Le surlendemain de l’agression (voir épisode #2), je décide d’appeler le 3117, le fameux numéro "victimes ou témoins, donnez l'alerte" mis en place par la RATP, largement diffusé dans les campagnes de communication contre le harcèlement dans les transports en commun les mois précédents (voir épisode #1). En appelant, j’espère y trouver un espace d’écoute, d’accompagnement et de conseil. La réalité est toute autre. Après deux sonneries, un homme décroche le téléphone. Premier étonnement : je ne m’attendais pas à avoir à raconter à un homme les circonstances de mon agression.
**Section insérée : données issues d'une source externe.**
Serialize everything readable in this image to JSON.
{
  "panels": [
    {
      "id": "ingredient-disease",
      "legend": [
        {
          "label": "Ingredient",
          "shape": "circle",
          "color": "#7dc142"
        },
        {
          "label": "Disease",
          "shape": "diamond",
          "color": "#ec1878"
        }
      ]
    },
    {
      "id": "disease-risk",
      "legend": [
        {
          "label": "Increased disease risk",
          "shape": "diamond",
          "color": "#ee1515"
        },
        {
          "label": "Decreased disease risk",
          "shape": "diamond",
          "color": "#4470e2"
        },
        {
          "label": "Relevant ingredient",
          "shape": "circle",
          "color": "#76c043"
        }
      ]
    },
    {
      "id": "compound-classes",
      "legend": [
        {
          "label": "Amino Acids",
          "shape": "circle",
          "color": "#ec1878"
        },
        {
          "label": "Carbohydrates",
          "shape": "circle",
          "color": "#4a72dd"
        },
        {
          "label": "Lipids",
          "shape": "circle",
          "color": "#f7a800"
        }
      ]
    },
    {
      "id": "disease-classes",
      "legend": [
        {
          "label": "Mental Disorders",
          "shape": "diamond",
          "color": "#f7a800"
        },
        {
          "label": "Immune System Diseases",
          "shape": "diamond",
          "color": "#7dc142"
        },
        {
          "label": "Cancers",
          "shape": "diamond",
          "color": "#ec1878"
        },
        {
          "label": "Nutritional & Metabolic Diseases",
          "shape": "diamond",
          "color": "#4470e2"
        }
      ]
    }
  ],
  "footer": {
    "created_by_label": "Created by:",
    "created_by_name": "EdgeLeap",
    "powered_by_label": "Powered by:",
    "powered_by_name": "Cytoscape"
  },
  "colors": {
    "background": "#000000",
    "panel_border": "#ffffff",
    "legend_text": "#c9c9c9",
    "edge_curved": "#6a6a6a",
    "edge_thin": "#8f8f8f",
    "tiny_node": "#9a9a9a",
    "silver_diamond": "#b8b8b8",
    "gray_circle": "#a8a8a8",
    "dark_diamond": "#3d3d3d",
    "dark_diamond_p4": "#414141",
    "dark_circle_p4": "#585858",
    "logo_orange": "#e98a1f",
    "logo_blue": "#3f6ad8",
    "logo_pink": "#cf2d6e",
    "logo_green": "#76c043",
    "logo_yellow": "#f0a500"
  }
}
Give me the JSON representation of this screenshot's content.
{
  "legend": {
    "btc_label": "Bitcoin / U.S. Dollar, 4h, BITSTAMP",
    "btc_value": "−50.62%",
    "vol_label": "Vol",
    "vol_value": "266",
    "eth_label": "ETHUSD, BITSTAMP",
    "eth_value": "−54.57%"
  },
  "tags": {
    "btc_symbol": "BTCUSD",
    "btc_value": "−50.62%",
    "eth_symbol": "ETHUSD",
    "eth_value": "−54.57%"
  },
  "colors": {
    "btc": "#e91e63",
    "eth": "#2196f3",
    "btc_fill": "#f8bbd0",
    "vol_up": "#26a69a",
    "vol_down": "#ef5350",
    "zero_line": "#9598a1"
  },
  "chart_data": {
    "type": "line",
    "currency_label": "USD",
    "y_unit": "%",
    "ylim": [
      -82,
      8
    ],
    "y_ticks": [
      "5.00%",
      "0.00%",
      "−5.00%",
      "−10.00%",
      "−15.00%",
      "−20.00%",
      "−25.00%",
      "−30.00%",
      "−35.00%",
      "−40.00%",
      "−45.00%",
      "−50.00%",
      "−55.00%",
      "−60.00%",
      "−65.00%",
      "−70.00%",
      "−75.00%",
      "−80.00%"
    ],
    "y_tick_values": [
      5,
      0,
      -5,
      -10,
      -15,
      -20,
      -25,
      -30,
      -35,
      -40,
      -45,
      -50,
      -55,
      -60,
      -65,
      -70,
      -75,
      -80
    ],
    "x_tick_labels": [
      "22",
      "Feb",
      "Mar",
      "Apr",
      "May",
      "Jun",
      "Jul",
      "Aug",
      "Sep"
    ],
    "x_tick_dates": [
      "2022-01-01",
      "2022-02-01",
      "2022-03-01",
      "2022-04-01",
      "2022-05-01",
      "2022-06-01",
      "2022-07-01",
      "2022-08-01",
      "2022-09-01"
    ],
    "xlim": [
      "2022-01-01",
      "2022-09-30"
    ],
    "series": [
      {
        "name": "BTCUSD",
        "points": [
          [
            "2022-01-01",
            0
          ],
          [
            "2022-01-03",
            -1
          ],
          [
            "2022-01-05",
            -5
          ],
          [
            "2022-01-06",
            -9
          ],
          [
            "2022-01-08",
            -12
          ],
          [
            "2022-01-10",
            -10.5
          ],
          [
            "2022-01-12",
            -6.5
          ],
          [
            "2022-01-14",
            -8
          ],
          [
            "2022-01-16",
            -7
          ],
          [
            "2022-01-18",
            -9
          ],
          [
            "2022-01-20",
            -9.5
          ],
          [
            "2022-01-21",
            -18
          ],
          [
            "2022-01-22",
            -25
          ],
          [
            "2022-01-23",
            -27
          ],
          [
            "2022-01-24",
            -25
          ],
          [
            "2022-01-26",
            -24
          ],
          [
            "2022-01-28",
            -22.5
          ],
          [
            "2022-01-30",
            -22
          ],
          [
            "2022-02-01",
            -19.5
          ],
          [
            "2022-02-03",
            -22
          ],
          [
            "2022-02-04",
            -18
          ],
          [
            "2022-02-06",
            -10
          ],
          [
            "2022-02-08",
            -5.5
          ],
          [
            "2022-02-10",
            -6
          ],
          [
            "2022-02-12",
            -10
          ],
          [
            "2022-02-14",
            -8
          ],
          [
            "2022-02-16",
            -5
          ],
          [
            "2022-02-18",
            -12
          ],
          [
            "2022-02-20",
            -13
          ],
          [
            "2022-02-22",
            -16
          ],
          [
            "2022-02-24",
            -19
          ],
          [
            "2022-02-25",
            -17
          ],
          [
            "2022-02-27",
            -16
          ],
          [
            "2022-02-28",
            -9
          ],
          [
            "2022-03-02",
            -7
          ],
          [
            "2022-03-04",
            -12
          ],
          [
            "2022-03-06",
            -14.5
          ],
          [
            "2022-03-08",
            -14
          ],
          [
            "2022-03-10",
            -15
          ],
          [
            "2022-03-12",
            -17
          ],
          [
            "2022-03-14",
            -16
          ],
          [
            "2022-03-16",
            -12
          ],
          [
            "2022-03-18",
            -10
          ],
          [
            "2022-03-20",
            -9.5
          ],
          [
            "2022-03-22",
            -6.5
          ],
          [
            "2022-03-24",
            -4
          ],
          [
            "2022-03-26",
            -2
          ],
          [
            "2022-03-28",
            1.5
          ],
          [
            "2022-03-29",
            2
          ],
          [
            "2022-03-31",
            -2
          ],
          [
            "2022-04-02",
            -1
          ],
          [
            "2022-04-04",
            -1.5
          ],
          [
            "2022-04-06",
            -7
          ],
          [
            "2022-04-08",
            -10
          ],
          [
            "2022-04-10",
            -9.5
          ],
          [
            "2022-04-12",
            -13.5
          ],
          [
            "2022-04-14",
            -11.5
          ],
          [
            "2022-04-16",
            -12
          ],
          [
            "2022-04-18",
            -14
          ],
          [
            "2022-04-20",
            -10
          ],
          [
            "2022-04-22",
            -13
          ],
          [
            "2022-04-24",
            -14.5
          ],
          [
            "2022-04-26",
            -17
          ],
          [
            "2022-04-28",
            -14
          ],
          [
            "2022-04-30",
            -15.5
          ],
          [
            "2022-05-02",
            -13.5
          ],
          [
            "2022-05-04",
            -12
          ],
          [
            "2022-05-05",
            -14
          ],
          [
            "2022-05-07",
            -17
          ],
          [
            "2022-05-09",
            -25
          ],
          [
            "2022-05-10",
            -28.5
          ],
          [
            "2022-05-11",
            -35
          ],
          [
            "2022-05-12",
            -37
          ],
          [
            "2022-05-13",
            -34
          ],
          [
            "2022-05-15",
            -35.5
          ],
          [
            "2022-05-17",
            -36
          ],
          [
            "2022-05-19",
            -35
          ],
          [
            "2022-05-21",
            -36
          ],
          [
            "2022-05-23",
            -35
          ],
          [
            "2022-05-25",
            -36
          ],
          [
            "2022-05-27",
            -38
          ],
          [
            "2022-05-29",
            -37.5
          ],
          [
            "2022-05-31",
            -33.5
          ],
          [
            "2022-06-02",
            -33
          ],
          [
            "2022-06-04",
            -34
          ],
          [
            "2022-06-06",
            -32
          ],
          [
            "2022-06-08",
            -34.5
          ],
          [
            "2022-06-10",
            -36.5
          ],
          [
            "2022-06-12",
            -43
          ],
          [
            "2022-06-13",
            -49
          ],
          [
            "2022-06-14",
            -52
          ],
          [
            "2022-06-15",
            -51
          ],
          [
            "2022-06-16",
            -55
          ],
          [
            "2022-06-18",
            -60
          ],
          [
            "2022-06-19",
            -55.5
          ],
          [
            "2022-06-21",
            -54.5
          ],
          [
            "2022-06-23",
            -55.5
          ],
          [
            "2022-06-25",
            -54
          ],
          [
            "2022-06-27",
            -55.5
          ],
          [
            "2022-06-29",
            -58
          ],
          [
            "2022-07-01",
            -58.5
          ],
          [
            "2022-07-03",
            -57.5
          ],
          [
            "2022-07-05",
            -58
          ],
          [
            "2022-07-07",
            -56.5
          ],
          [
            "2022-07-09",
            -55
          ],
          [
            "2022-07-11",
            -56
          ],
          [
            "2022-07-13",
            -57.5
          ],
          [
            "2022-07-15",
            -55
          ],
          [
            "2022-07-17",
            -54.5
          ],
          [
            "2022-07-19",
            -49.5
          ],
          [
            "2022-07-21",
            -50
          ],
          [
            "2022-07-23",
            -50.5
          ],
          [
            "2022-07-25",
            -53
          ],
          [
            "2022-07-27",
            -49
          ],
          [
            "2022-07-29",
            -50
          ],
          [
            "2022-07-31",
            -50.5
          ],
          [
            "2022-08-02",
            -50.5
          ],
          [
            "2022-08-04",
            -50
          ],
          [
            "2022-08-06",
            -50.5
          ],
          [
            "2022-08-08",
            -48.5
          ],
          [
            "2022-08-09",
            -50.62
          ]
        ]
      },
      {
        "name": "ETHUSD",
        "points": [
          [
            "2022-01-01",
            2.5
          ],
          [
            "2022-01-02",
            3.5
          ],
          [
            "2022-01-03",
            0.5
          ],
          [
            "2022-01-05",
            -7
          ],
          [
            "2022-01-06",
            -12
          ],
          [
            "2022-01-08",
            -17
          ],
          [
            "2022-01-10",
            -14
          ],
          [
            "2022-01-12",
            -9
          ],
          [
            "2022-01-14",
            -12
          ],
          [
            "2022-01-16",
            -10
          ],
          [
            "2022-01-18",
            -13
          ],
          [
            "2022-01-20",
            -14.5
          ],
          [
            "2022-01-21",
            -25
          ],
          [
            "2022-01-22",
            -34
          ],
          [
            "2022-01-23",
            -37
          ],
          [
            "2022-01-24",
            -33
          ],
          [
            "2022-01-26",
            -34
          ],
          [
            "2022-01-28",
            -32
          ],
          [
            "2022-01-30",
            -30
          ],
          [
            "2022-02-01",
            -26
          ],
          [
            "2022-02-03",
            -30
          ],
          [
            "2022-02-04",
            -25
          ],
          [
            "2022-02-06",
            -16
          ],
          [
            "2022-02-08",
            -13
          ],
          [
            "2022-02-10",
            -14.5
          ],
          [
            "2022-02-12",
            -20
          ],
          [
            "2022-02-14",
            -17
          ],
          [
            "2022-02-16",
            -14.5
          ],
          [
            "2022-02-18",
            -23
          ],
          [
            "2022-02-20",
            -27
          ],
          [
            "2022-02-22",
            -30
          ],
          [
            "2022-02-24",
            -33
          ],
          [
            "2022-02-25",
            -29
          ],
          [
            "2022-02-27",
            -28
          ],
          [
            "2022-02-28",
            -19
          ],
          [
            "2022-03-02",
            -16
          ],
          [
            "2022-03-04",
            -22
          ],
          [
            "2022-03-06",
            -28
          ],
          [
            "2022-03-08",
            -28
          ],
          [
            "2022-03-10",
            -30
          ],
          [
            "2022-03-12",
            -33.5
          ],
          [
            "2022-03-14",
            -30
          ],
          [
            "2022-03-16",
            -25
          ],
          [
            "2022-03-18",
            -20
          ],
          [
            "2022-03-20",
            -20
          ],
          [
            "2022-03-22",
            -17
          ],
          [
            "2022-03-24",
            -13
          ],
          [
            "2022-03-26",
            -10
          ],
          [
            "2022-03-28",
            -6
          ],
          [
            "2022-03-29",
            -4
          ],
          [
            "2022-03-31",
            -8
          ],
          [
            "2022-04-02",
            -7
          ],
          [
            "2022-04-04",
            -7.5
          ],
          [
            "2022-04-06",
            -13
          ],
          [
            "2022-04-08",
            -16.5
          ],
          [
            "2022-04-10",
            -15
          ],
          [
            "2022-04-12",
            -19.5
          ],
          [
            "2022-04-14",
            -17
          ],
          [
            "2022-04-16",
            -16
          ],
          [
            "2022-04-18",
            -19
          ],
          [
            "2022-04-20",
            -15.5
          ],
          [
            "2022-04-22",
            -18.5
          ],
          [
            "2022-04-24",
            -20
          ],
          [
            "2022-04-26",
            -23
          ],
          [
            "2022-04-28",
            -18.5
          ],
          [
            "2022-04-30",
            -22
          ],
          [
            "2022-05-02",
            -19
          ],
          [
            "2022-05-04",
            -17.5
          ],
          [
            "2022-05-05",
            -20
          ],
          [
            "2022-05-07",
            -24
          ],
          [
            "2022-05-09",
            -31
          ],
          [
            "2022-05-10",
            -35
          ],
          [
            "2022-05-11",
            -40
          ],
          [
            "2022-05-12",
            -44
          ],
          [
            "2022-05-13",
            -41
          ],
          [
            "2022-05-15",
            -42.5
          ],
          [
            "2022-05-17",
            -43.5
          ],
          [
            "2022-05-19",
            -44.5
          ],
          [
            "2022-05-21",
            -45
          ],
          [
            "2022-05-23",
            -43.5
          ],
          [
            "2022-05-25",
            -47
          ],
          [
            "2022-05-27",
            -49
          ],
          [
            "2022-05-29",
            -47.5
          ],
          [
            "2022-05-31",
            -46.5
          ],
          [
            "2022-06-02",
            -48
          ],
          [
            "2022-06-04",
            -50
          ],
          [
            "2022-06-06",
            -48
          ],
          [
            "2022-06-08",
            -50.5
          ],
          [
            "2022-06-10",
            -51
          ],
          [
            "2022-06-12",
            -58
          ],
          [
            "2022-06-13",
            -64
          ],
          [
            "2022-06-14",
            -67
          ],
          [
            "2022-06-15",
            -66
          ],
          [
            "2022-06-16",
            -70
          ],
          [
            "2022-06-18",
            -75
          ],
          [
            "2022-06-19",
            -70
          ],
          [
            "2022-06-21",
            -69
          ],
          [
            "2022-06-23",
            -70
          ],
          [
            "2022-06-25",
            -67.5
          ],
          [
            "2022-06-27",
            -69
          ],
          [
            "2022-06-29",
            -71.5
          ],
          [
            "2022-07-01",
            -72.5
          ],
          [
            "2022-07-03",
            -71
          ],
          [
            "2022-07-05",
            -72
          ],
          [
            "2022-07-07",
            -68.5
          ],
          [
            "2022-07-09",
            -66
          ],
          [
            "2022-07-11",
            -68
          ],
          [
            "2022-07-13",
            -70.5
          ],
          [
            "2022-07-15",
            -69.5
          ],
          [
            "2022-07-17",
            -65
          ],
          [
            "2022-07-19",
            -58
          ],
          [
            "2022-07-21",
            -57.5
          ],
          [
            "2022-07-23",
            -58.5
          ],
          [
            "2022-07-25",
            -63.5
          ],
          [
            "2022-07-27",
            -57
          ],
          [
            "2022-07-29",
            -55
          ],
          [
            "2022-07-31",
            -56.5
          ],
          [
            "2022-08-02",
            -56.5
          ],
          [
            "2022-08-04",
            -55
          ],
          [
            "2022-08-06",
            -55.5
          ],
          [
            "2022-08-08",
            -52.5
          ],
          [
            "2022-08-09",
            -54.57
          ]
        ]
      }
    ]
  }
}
Je lui explique la scène. Raisonnant en gestionnaire qui applique les critères qu’on lui a fournis, il se contente de me dire qu’il ne peut rien faire car le délai est dépassé : plus de 24h sont passées. Puis il me pose une dernière question : « vous avez été frappée ? ». La question m’étonne, ainsi que l’usage de la forme passive pour me demander ce qui m’est arrivé. Ce à quoi je lui réponds : « Non, il m’a menacée avec une bouteille de bière ». « Ah... Bon bah il faut aller au commissariat déposer plainte. J'espère que j'ai répondu à votre question. Merci, au revoir madame. » me répond-il. Accompagnement expéditif.
Je décide donc d’aller le lendemain au commissariat de police pour déposer plainte, afin qu’il y ait une trace et que cette agression soit comptabilisée, mais également pour être informée si des démarches peuvent être engagées pour retrouver l’agresseur. Au commissariat, après avoir déclaré à l’accueil que je souhaite déposer plainte pour agression sexiste, je suis accueillie par un fonctionnaire de police -à nouveau un homme-. Il écoute ma situation, me pose quelques questions auxquelles je réponds, il prend note. À aucun moment il ne m’informe de mes droits, de la différence entre un dépôt de plainte et une main courante, des différents types de qualification des faits en fonction de ce qui m’est arrivé. Je ressors du commissariat une dizaine de minutes plus tard avec une main courante pour injures.
Plus de dépôt de plainte, pas de mention d’agression ni encore moins du caractère sexiste de l’agression. Quelles sont les raisons qui peuvent expliquer cela ? Je ne peux faire ici que des suppositions : mauvaise interprétation de la loi par le fonctionnaire de police, classement en main courante pour éviter d’ouvrir une information judiciaire qui engorgerait encore davantage des services déjà saturés, point de vue masculin ayant tendance à minimiser les faits...
La scène vécue correspondait cependant bien à une agression ayant fait l’objet d’injure verbale à caractère sexiste. J’aurais sans doute pu porter plainte au vu de la Loi n° 2018-703 du 3 août 2018 renforçant la lutte contre les violences sexuelles et sexistes. La réalité a été toute autre1.
Le récit des différentes étapes de cette scène d’agression ordinaire met en évidence l’ensemble des dimensions structurelles qui contribuent à invisibiliser l’ampleur des agressions faites aux femmes : délais de prescription, erreur dans la qualification des plaintes, manque d’accompagnement…
À l’évidence, les moyens mis en place pour lutter contre les violences faites aux femmes dans les transports en commun comme ailleurs sont encore bien insuffisants voire défaillants, et contribuent à ce que perdurent les violences structurelles dont elles font l’objet. Il est urgent d’y remédier.
1 Voir plus en détail les termes juridiques définissant les types d’injures ici, ainsi que la loi renforçant la lutte contre les violences sexuelles et sexistes ici.